The above points are important because they provide a lens through which a number of recent debates can be understood. For example, if you think we’re all blank sheets of paper, censoring the internet can be made to sound like good sense as it means you can stop “bad” ideas and thoughts being spread around and written recklessly upon helpless hearts of your citizens.
In my opinion the UK establishment’s lip service to the “nurture” argument speaks only to the fact they’re trying to lead. In fact, they appear to support the “nature” argument, with our hereditary Monarchy making perfect sense in that context.

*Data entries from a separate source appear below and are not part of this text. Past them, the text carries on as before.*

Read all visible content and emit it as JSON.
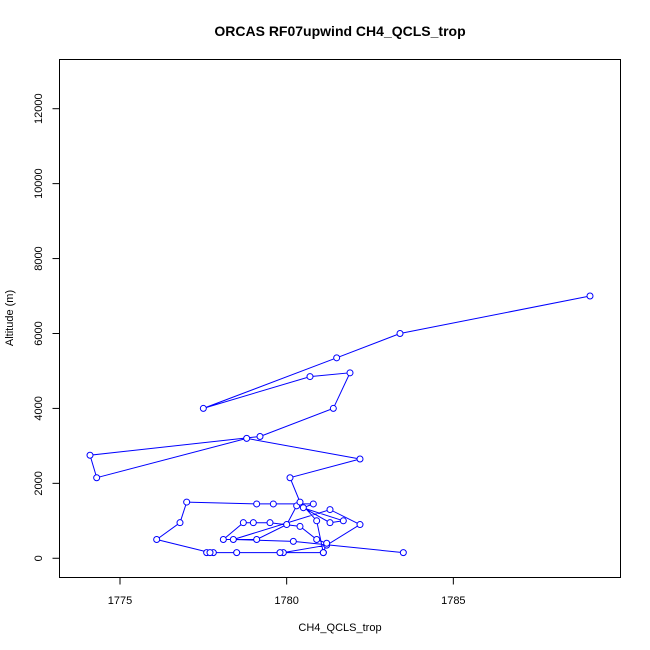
{
  "chart_data": {
    "type": "line",
    "title": "ORCAS RF07upwind CH4_QCLS_trop",
    "xlabel": "CH4_QCLS_trop",
    "ylabel": "Altitude (m)",
    "xlim": [
      1773.2,
      1790.0
    ],
    "ylim": [
      -500,
      13300
    ],
    "x_ticks": [
      1775,
      1780,
      1785
    ],
    "x_tick_labels": [
      "1775",
      "1780",
      "1785"
    ],
    "y_ticks": [
      0,
      2000,
      4000,
      6000,
      8000,
      10000,
      12000
    ],
    "y_tick_labels": [
      "0",
      "2000",
      "4000",
      "6000",
      "8000",
      "10000",
      "12000"
    ],
    "grid": false,
    "colors": {
      "series": "#0000ff",
      "axis": "#000000"
    },
    "series": [
      {
        "marker": "open-circle",
        "x": [
          1783.5,
          1780.2,
          1778.4,
          1781.3,
          1782.2,
          1781.2,
          1779.9,
          1777.6,
          1777.8,
          1778.5,
          1779.8,
          1781.1,
          1781.2,
          1780.9,
          1780.4,
          1779.5,
          1779.0,
          1778.7,
          1778.1,
          1779.1,
          1780.0,
          1780.3,
          1781.7,
          1781.3,
          1780.5,
          1780.8,
          1779.6,
          1779.1,
          1777.0,
          1776.8,
          1776.1,
          1777.7,
          1781.1,
          1780.9,
          1780.4,
          1780.1,
          1782.2,
          1778.8,
          1774.3,
          1774.1,
          1779.2,
          1781.4,
          1781.9,
          1780.7,
          1777.5,
          1781.5,
          1783.4,
          1789.1
        ],
        "y": [
          150,
          450,
          500,
          1300,
          900,
          350,
          150,
          150,
          150,
          150,
          150,
          150,
          400,
          500,
          850,
          950,
          950,
          950,
          500,
          500,
          900,
          1400,
          1000,
          950,
          1350,
          1450,
          1450,
          1450,
          1500,
          950,
          500,
          150,
          150,
          1000,
          1500,
          2150,
          2650,
          3200,
          2150,
          2750,
          3250,
          4000,
          4950,
          4850,
          4000,
          5350,
          6000,
          7000
        ]
      }
    ]
  }
}
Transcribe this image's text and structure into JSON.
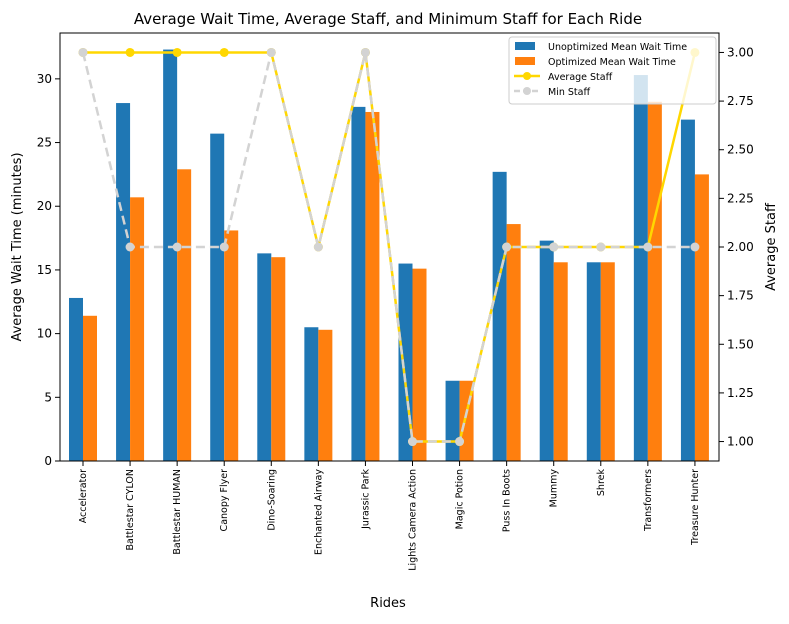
{
  "chart_data": {
    "type": "bar",
    "title": "Average Wait Time, Average Staff, and Minimum Staff for Each Ride",
    "xlabel": "Rides",
    "ylabel": "Average Wait Time (minutes)",
    "y2label": "Average Staff",
    "categories": [
      "Accelerator",
      "Battlestar CYLON",
      "Battlestar HUMAN",
      "Canopy Flyer",
      "Dino-Soaring",
      "Enchanted Airway",
      "Jurassic Park",
      "Lights Camera Action",
      "Magic Potion",
      "Puss In Boots",
      "Mummy",
      "Shrek",
      "Transformers",
      "Treasure Hunter"
    ],
    "ylim": [
      0,
      33.6
    ],
    "y2lim": [
      0.9,
      3.1
    ],
    "yticks": [
      0,
      5,
      10,
      15,
      20,
      25,
      30
    ],
    "y2ticks": [
      1.0,
      1.25,
      1.5,
      1.75,
      2.0,
      2.25,
      2.5,
      2.75,
      3.0
    ],
    "y2tick_labels": [
      "1.00",
      "1.25",
      "1.50",
      "1.75",
      "2.00",
      "2.25",
      "2.50",
      "2.75",
      "3.00"
    ],
    "bar_series": [
      {
        "name": "Unoptimized Mean Wait Time",
        "color": "#1f77b4",
        "values": [
          12.8,
          28.1,
          32.3,
          25.7,
          16.3,
          10.5,
          27.8,
          15.5,
          6.3,
          22.7,
          17.3,
          15.6,
          30.3,
          26.8
        ]
      },
      {
        "name": "Optimized Mean Wait Time",
        "color": "#ff7f0e",
        "values": [
          11.4,
          20.7,
          22.9,
          18.1,
          16.0,
          10.3,
          27.4,
          15.1,
          6.3,
          18.6,
          15.6,
          15.6,
          28.2,
          22.5
        ]
      }
    ],
    "line_series": [
      {
        "name": "Average Staff",
        "color": "#ffd700",
        "dashed": false,
        "values": [
          3,
          3,
          3,
          3,
          3,
          2,
          3,
          1,
          1,
          2,
          2,
          2,
          2,
          3
        ]
      },
      {
        "name": "Min Staff",
        "color": "#d3d3d3",
        "dashed": true,
        "values": [
          3,
          2,
          2,
          2,
          3,
          2,
          3,
          1,
          1,
          2,
          2,
          2,
          2,
          2
        ]
      }
    ],
    "legend_position": "top-right",
    "grid": false
  }
}
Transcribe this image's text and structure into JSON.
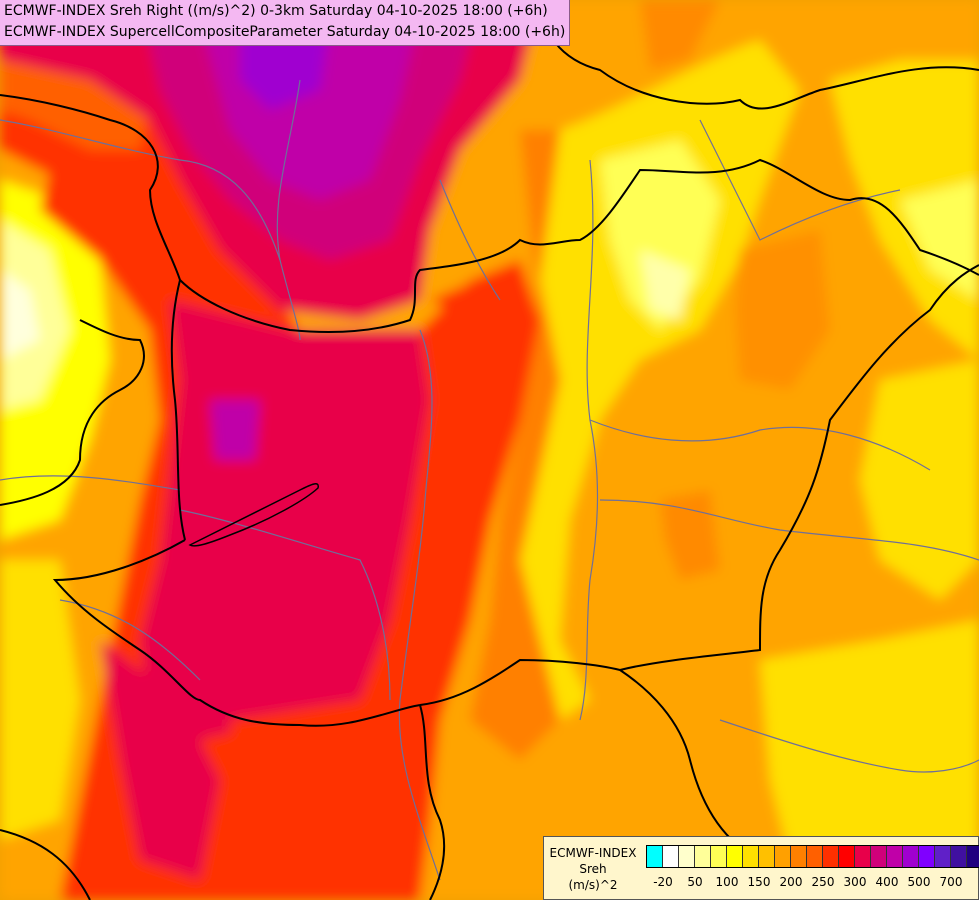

Personally speaking I find both points of view, even when combined, to be unsatisfactory and incomplete. Unfortunately, as I’ve tried to show, I cannot use a ‘rational argument’ to articulate why this is. It’s just a niggling feeling my human brain gets when seeing its kind reduced to the role of a machine either purpose built or programmed by others.
There is something about people which I feel cannot be rationed. Perhaps I only think this because I am one but if that is the case to deny this ineffable quality is to betray my current human identity.
“Man is a machine, but a very peculiar machine. He is a machine which, in right circumstances, and with right treatment, can know that he is a machine, and having fully realized this, he may find the ways to cease to be a machine.”
– P.D. Ouspensky
We are more than machines, it’s just that we cannot say exactly what it is we are.